A very simple form of the cosmological argument asserts that since everything has a cause, the universe must have a cause, but the chain of causes cannot go back forever, so there must be a first cause, which is God. The problem with this argument is that the first premise contradicts the conclusion – if everything has a cause, then there is no first cause.

A more sophisticated form of the cosmological argument says that everything that begins to exist has a cause, and the universe began to exist, so the universe has a cause. The problem here is that the universe did not begin to exist. Beginning to exist assumes that there was a time at which the thing that began to exist did not exist, and there was no time prior to the universe at which the universe did not exist, since time is defined in terms of the universe.

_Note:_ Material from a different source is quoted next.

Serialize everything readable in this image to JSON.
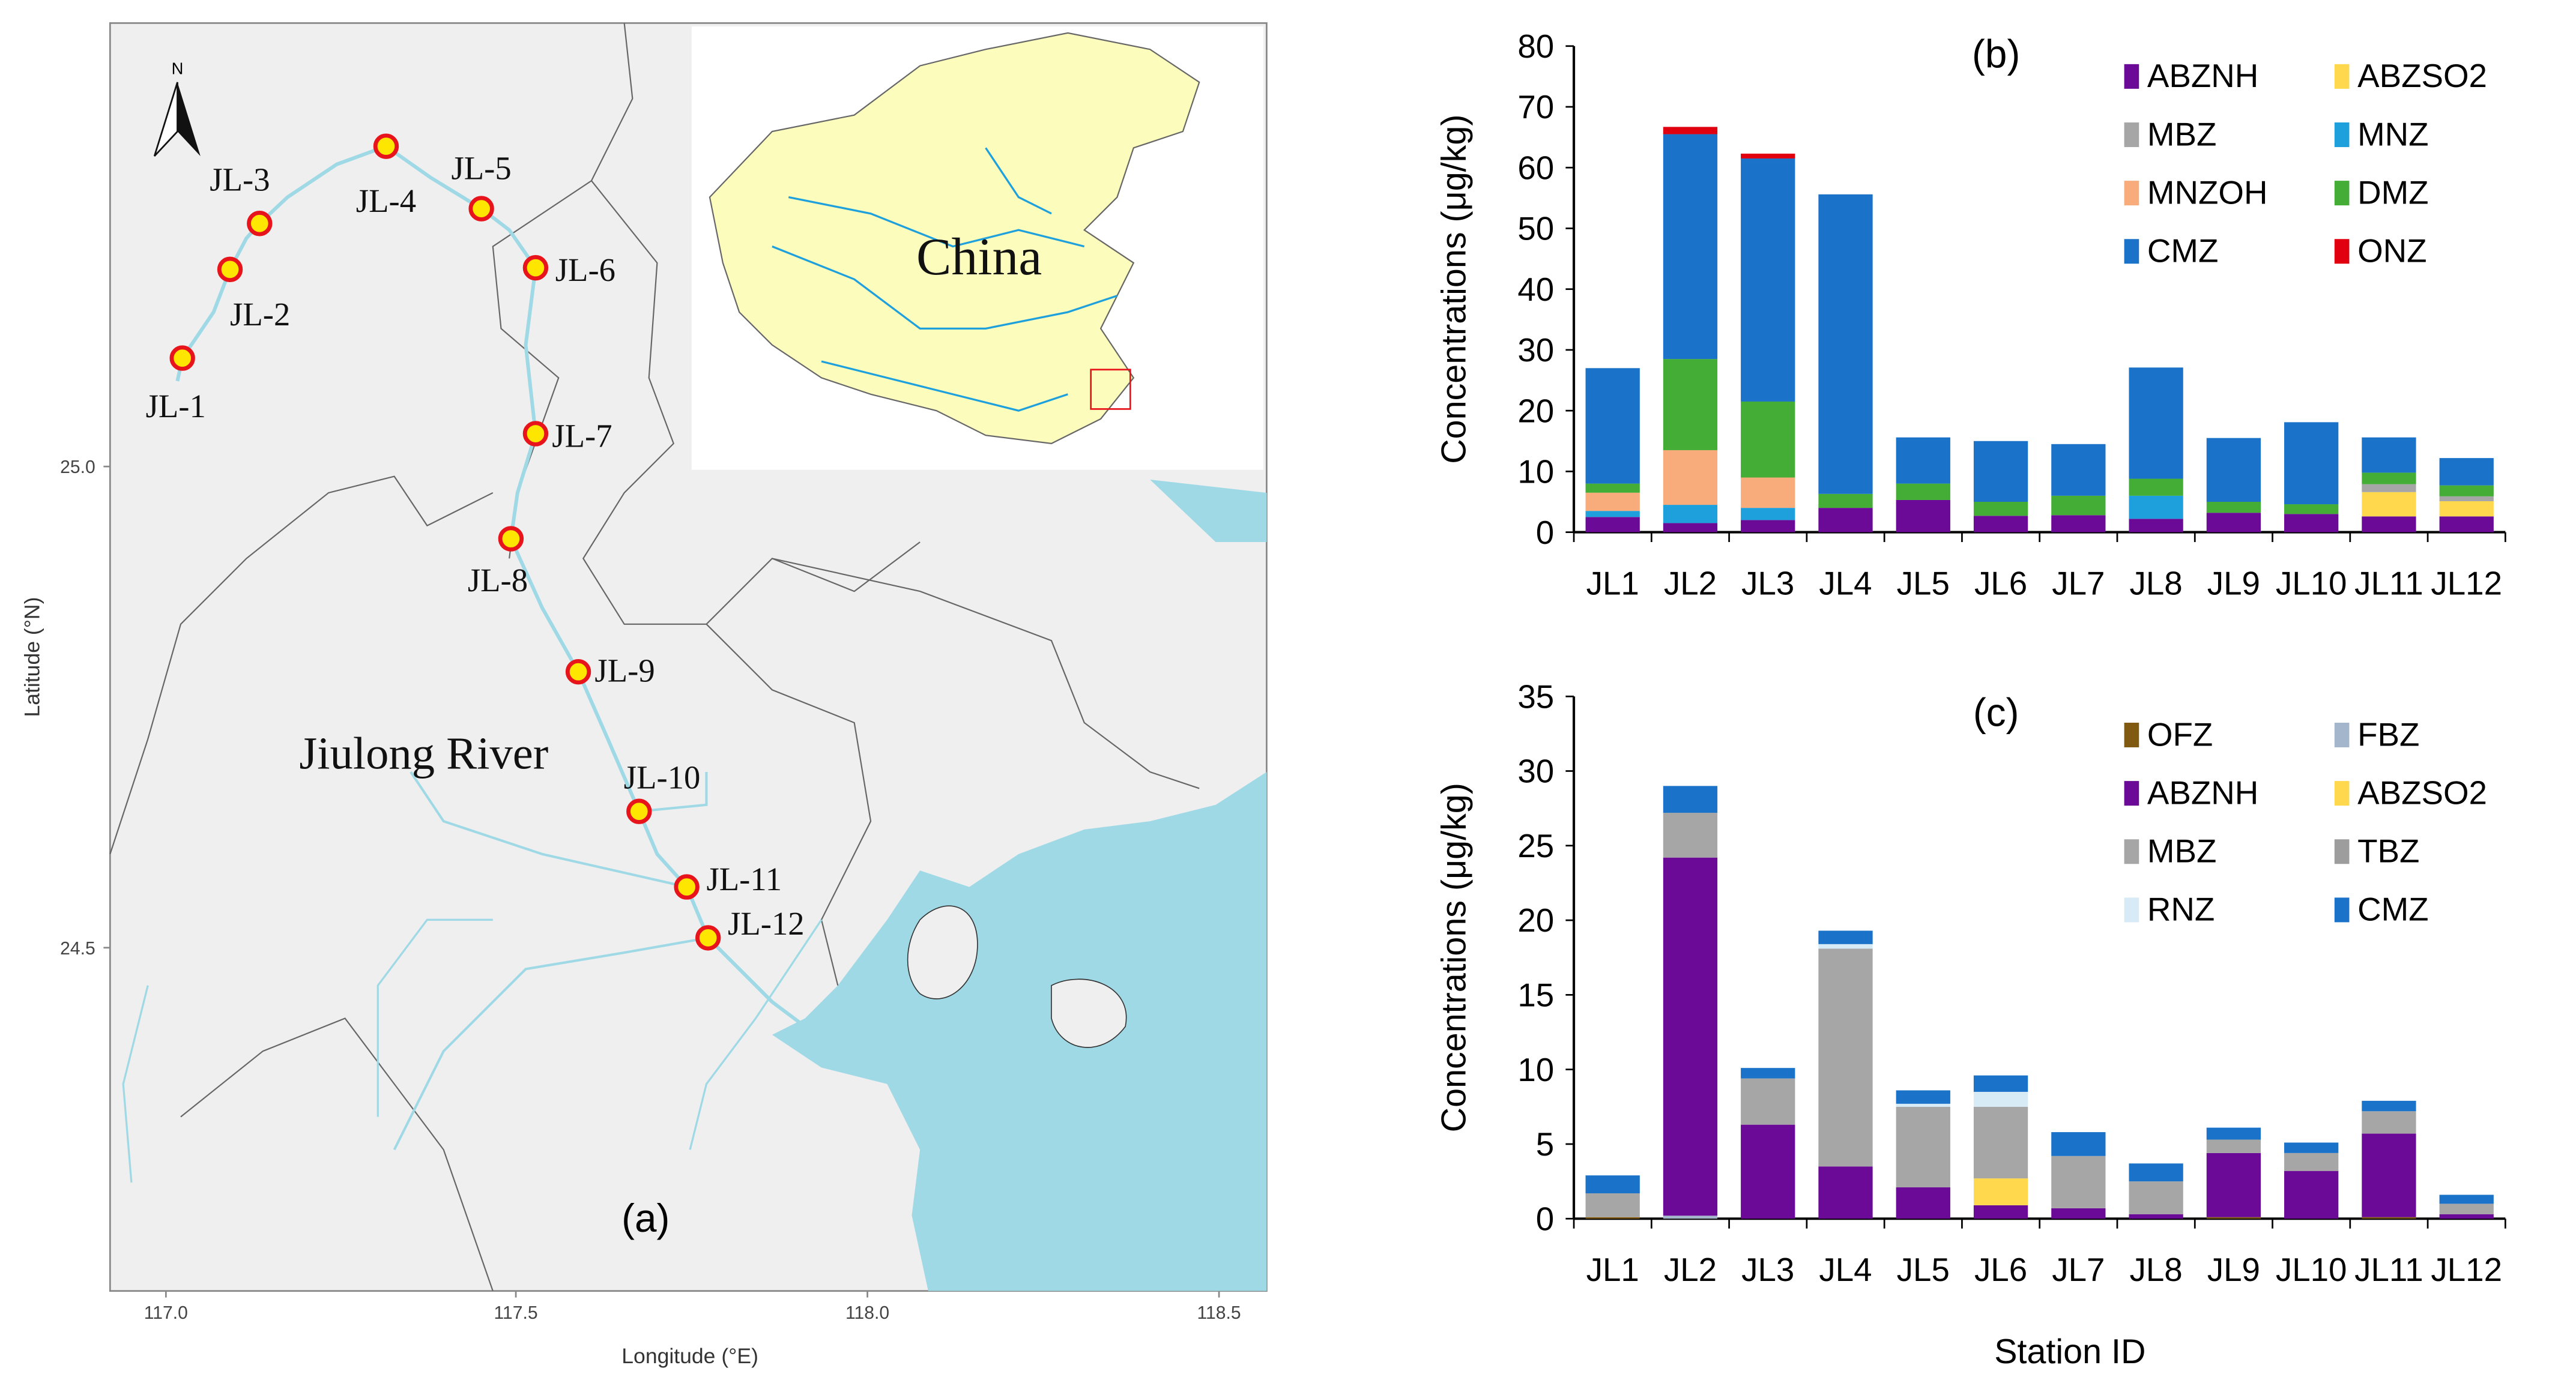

The theist might respond to this last point by saying that something begins to exist if there is a time such that it is not the case that prior to that time, the thing in question existed. The universe began to exist by this definition, because it is not the case that prior to the first point in time, the universe existed – after all, there was no time prior to the first point in time. The reply to that is simply that by that definition God began to exist as well, so we fall back into the infinite causal regress that the theist was trying to avoid in the first place.

Another form of the cosmological argument says that everything contingent has an explanation, and the universe is contingent, so the universe must have an explanation in something that is not contingent but necessary, and this necessary being is God. The problem here is that there is no way to explain what “contingent” means without begging the question. For example, we could say that something is contingent if it depends on something else for its existence, but then calling the universe contingent is question begging.

So, I don’t think there are any sound versions of the cosmological argument. Again, I’ve read a lot more than I’ve used here, but this should give you the basic idea of why I don’t think there are any sound versions of the argument.